Further, it stated that “only limited water quality monitoring is done for drinking water sources (that is, surface and groundwaters) and limited testing is done of rivers and coastal waters as well”.

Where potable water is concerned, the supply is characterised by low water pressure in the coastal regions and projections are that it will get worse with the impacts of climate change manifested in more frequent dry periods, as well as more intense rainfall.

Under the Water Sector Enhancement Project, consultants are expected to conduct a study to determine the feasibility of using water from the Hope Canal for potable water purposes. They are also expected, in laying the groundwork for the construction of the wastewater treatment plants and the upgrade of existing infrastructure, to incorporate climate resilient designs in their plans.

The CDB, established in 1970 for the purpose of contributing to the economic growth and development of its Borrowing Member Countries (BMCs), said the Water Sector Enhancement Project is consistent with its strategic objective of supporting inclusive and sustainable growth and development within its BMCs, as well as the its corporate priorities of strengthening and modernising social and economic infrastructure; and promoting environmental sustainability (climate change resilience, environmental management).

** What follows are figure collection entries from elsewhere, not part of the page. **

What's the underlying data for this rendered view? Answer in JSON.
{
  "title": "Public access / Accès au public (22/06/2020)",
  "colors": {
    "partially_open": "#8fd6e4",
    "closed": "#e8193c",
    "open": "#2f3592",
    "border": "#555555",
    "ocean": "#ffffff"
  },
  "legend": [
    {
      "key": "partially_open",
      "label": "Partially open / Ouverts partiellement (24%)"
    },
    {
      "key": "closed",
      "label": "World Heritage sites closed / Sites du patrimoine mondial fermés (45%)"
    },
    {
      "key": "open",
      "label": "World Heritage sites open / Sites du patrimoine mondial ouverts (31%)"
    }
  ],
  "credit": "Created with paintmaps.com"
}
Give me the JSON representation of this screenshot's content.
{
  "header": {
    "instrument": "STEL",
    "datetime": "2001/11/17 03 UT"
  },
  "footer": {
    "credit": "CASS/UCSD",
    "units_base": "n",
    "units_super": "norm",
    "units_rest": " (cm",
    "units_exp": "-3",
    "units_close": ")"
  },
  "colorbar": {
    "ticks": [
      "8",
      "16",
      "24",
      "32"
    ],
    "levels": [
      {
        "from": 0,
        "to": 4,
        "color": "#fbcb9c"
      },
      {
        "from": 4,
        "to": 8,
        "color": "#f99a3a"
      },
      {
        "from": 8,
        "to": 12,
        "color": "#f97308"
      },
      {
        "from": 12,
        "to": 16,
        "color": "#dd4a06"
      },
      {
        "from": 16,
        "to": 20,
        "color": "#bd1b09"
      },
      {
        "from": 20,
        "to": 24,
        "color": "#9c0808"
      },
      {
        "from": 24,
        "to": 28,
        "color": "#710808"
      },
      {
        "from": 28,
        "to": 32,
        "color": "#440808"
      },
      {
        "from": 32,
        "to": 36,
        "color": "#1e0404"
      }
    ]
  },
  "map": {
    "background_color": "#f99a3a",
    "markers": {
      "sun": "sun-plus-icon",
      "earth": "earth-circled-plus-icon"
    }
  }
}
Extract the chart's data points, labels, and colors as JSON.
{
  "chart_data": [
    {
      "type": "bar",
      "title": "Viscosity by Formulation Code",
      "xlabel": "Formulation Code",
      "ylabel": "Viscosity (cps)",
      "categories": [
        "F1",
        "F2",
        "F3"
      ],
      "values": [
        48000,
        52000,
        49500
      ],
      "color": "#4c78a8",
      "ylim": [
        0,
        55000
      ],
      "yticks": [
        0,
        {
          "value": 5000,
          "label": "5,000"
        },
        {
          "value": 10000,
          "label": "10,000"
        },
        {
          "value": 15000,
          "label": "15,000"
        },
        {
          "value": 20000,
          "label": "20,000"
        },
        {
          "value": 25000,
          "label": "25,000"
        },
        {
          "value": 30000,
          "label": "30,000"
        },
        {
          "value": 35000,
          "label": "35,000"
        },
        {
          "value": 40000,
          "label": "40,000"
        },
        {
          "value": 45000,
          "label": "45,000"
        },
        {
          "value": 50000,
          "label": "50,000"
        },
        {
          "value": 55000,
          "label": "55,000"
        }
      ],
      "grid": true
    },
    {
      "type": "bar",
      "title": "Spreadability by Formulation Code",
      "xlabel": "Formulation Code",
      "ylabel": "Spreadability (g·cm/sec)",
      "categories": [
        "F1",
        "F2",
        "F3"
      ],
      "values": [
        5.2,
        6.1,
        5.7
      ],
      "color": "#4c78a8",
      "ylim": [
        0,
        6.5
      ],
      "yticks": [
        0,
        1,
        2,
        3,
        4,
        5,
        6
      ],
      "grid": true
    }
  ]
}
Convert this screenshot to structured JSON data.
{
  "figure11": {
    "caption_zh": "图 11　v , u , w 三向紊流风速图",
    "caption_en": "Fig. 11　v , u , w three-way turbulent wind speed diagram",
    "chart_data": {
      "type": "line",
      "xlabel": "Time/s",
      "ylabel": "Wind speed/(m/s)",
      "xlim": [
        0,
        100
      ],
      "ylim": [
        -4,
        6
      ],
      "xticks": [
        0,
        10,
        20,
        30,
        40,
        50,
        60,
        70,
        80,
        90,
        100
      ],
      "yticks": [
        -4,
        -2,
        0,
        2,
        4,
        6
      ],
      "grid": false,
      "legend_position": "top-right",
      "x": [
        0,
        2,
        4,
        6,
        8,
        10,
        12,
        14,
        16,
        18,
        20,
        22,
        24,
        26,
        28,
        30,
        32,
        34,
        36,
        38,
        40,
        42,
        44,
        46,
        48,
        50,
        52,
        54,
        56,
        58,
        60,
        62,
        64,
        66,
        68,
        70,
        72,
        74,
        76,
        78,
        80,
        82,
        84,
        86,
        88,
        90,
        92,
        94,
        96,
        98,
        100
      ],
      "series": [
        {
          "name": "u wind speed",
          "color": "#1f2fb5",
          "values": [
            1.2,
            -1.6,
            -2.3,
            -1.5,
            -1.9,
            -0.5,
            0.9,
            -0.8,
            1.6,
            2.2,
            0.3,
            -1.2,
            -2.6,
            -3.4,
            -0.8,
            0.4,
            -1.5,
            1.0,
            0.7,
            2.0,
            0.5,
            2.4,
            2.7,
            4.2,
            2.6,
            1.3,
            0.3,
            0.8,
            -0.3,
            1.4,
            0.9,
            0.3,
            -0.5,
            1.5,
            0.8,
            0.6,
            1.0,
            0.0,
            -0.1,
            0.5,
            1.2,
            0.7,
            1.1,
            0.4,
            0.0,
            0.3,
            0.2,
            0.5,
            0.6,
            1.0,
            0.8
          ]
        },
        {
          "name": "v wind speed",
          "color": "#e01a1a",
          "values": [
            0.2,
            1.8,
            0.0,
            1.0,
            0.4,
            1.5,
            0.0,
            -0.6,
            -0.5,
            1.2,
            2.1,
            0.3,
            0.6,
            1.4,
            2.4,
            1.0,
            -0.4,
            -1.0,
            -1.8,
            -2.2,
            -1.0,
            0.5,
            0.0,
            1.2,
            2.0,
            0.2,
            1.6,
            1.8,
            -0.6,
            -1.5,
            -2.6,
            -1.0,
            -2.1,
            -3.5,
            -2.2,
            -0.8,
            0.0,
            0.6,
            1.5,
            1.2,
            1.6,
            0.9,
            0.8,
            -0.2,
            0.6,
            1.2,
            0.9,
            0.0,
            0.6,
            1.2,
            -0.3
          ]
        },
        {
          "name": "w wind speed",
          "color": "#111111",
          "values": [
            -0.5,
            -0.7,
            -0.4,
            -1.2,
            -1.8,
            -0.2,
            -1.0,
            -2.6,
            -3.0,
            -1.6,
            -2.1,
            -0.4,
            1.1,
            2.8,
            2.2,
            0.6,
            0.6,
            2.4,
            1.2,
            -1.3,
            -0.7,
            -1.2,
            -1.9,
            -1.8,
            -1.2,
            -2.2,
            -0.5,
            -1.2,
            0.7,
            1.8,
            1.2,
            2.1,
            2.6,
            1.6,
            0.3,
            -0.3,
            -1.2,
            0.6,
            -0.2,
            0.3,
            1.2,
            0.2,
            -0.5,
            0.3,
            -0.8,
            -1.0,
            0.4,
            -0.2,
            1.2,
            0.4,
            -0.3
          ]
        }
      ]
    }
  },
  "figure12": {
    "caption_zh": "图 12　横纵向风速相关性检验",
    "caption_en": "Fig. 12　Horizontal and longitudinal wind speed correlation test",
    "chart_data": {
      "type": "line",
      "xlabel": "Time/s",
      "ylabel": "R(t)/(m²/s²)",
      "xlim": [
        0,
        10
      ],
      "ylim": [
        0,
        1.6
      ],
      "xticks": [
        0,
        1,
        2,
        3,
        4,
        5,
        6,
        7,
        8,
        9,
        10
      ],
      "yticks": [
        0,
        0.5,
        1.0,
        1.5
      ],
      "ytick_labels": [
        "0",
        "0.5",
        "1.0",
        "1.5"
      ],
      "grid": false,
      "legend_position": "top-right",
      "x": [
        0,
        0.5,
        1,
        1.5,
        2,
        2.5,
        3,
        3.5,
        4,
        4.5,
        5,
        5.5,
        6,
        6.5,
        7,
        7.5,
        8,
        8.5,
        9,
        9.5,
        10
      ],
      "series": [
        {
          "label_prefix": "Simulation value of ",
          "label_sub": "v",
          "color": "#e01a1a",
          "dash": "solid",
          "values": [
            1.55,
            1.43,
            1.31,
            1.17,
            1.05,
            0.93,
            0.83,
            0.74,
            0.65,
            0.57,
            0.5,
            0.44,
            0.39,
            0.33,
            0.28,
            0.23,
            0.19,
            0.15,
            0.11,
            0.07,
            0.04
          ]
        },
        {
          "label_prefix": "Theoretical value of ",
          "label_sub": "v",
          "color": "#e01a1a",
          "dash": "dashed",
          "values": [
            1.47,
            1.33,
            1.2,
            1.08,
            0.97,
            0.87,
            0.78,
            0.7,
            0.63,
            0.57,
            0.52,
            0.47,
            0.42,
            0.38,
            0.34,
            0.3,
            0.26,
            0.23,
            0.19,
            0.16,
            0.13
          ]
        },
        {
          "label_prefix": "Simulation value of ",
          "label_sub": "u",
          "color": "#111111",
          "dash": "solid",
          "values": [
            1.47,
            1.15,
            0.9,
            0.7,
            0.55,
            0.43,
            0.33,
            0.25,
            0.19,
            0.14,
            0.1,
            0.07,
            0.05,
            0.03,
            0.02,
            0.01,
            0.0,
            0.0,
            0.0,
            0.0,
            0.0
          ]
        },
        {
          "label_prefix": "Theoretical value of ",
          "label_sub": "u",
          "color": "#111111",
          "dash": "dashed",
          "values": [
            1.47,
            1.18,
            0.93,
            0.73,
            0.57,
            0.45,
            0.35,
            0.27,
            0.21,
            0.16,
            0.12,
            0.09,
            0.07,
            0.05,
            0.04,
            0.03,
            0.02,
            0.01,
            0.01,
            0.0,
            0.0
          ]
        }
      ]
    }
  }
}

Previous groundwork on Guyana's wastewater system was carried out under the four-year Caribbean Regional Fund for Wastewater (CReW) project (2011-2015). It raised awareness of the issues surrounding wastewater management in the country and facilitated the creation in 2012 of the Guyana Wastewater Revolving Fund — valued at US$3 million with an additional US$560,000 in counterpart funding from the Government of Guyana. The fund offers loans to private businesses for construction and/or rehabilitation of wastewater treatment facilities at a rate below prevailing market interest rates.

CReW, which also had pilot projects in Jamaica, Belize and Trinidad & Tobago, was funded by the Global Environment Facility and implemented by the Inter-American Development Bank and UN Environment.

IDB and UN Environment did not immediately respond to Jamaica Observer questions yesterday about whether there have been any takers to date.